Generating Gadgets of Doraemon

The ability to conceive objects that do not exist is a hallmark of human creativity. Many science fictions, fantasies, and fairy tales contain imaginary objects such as lightsabers in Star Wars and the magic mirror in Snow White. These objects contribute significantly to story developments and the fun of reading. Indeed, the "gadget story" is considered as a major subgenre of science fiction. The cognitive construction of such objects, which we call gadgets, is a creative act that we attempt to imitate with an Artificial Intelligence.

As an effort to reverse engineer gadgets in real stories, we study Doraemon, a hugely successful Japanese manga. The story theme is that Doraemon, a robot from the future, helps primary school students to cope with their daily problems such as exams and bullies by using futuristic gadgets indistinguishable from magic. It is estimated that the entire Doraemon series contains over a thousand gadgets. The abundance of gadgets makes Doraemon a unique opportunity for studying and imitating cognitive construction of imaginary objects of human.

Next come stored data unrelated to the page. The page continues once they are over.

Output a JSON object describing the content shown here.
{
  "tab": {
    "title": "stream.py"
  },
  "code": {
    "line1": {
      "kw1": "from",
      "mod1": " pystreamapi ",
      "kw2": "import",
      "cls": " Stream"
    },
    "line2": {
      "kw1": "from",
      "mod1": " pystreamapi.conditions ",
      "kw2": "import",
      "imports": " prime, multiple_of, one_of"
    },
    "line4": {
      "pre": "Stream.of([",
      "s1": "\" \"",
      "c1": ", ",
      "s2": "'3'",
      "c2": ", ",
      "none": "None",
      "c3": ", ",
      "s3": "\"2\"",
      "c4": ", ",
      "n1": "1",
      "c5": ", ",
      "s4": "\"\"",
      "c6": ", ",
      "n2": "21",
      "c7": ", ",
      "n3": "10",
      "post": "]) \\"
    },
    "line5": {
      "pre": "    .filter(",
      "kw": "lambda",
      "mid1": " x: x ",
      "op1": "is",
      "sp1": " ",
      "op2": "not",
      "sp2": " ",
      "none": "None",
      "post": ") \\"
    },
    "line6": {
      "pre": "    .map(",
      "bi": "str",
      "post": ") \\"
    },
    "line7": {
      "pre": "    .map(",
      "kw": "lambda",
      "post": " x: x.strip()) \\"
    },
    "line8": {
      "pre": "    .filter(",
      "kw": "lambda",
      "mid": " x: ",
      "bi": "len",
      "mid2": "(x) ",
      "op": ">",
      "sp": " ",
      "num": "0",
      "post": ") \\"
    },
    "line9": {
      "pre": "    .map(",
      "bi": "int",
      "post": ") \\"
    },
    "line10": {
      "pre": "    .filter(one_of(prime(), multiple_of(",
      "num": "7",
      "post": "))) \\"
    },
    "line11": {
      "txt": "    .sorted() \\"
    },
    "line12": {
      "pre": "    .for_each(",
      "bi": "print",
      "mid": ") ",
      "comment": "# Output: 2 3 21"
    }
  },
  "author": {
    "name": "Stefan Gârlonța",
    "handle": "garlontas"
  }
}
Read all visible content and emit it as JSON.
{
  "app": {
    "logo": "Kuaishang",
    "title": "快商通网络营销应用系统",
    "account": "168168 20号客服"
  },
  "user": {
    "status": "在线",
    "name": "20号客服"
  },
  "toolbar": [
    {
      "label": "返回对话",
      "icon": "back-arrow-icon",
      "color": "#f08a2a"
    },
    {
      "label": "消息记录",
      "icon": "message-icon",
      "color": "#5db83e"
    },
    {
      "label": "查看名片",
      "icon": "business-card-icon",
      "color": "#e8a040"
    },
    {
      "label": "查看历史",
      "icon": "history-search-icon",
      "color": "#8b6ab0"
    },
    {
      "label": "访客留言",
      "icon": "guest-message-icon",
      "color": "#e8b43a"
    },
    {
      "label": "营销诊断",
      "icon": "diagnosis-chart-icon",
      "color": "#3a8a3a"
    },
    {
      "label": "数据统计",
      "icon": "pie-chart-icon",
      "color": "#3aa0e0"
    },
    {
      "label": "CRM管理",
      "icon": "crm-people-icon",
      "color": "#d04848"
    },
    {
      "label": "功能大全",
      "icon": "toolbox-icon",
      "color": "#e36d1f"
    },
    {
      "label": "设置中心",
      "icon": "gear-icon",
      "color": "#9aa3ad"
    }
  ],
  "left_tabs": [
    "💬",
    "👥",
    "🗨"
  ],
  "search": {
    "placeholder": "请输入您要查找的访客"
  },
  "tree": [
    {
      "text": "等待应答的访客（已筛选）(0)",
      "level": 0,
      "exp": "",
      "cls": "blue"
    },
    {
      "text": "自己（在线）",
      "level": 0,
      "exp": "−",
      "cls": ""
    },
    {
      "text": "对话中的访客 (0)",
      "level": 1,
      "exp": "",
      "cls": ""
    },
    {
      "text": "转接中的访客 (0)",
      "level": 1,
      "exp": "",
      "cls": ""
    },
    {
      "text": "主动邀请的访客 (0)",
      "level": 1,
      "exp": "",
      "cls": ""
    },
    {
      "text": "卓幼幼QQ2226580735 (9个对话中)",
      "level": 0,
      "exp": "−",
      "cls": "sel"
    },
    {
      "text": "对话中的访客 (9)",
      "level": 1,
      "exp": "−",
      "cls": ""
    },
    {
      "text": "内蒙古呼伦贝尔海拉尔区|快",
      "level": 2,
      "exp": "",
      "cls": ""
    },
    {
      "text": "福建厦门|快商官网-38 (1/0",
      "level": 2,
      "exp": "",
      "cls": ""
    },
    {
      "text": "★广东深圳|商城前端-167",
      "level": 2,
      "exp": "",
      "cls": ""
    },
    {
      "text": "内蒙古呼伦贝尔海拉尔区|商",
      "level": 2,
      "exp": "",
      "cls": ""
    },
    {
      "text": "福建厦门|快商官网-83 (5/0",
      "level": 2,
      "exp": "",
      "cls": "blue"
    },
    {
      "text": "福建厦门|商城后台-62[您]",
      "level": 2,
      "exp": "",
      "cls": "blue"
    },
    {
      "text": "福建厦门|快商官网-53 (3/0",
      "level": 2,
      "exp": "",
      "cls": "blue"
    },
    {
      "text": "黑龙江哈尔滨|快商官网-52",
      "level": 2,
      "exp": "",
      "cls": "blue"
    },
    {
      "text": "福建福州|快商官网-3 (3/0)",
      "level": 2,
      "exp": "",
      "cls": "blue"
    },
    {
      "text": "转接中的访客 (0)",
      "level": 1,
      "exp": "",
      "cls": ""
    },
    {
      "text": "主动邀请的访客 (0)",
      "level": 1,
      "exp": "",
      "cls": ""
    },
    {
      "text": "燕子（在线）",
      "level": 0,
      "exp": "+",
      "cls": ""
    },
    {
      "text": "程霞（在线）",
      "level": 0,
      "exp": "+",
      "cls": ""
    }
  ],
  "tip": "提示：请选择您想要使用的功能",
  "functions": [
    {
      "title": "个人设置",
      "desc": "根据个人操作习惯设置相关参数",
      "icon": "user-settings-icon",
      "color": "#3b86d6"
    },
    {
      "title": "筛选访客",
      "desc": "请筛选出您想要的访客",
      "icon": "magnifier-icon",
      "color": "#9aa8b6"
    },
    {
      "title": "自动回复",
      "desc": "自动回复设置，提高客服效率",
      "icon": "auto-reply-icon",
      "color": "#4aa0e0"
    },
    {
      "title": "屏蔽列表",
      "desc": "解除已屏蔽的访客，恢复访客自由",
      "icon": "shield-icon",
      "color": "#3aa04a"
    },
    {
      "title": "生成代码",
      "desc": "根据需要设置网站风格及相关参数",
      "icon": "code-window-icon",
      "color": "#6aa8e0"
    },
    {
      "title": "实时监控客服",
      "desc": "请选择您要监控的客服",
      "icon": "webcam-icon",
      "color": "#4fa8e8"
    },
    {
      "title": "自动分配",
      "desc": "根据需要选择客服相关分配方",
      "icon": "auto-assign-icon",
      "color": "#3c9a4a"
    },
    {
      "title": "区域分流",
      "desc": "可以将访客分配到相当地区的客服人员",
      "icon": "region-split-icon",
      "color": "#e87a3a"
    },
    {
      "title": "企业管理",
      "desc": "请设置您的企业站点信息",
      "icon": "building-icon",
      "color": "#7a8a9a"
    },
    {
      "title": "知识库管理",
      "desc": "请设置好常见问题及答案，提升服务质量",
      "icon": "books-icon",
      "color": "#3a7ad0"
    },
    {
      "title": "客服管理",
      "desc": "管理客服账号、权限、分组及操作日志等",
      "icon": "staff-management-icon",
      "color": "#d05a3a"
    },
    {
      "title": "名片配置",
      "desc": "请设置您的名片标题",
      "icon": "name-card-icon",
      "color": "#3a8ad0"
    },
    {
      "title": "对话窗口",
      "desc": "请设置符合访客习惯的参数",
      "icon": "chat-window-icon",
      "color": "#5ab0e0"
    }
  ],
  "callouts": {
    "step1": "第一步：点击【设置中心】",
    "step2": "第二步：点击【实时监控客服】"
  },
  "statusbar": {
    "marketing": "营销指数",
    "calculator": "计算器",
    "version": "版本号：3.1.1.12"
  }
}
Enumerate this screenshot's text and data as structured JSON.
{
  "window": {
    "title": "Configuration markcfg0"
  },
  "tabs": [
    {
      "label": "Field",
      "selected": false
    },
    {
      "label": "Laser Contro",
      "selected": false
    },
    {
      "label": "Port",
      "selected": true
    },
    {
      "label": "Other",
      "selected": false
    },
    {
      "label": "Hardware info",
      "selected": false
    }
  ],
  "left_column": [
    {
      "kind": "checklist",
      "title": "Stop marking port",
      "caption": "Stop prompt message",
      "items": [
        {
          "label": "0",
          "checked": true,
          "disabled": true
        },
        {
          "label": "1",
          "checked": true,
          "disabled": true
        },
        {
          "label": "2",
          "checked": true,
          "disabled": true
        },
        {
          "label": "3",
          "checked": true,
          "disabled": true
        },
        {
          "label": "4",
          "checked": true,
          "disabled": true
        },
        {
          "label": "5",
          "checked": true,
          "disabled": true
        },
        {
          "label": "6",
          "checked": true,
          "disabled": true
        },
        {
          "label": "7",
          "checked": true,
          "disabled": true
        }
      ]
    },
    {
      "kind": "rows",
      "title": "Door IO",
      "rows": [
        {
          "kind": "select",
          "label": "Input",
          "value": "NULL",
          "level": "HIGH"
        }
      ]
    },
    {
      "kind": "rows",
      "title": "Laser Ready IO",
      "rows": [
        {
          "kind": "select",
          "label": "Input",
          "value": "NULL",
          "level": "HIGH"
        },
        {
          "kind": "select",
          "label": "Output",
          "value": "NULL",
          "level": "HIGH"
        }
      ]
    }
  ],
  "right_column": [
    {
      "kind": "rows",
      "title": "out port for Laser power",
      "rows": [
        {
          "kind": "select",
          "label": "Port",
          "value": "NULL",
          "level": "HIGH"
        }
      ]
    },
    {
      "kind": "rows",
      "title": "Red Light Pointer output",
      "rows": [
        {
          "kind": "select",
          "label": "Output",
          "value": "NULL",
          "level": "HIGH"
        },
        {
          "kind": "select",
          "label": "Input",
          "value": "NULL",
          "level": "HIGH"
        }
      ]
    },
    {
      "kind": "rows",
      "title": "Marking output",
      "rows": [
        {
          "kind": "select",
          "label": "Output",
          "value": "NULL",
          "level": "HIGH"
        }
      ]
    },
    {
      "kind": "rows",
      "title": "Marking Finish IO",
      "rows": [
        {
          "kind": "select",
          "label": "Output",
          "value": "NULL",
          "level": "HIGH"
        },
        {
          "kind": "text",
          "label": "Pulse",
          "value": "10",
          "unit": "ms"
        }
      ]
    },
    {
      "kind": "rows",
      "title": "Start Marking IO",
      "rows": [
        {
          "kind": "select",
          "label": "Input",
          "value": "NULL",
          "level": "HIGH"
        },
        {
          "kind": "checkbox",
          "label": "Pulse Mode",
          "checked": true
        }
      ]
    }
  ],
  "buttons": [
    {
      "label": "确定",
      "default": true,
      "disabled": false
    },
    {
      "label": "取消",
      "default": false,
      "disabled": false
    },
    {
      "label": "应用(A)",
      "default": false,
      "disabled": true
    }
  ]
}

We surveyed five volumes of the manga and proposed 9 techniques that the author may have used to create gadgets. These techniques are unified into a 5-step process. We designed an algorithm for generating gadgets based on our taxonomy, utilizing a combination of planning, analogical reasoning, and knowledge of everyday objects and tools to create gadgets serving narrative purposes. The algorithm can reproduce gadgets in Doraemon. To our best knowledge, this is the first attempt at the generation of novel gadgets as part of AI storytelling.

We also found that the theory of conceptual blending can explain many gadgets in the manga. Our algorithm closely resembles the goal-driven conceptual blending process proposed by Brandt and Brandt (2005).

A review article in the journal Language and Literature by Dan McIntyre considered this work "undoubtedly one of the most creative pieces of work I read [in the year 2011], both in terms of research design and object of study" and "charmingly wacky".

Publications

Which Paper Should I Read?

The ACM C&C paper contains an overview and an analysis of Doraemon. The INT4 paper explains the algorithm in details. The ICCC paper contains my thoughts on the algorithm's link with conceptual blending theory.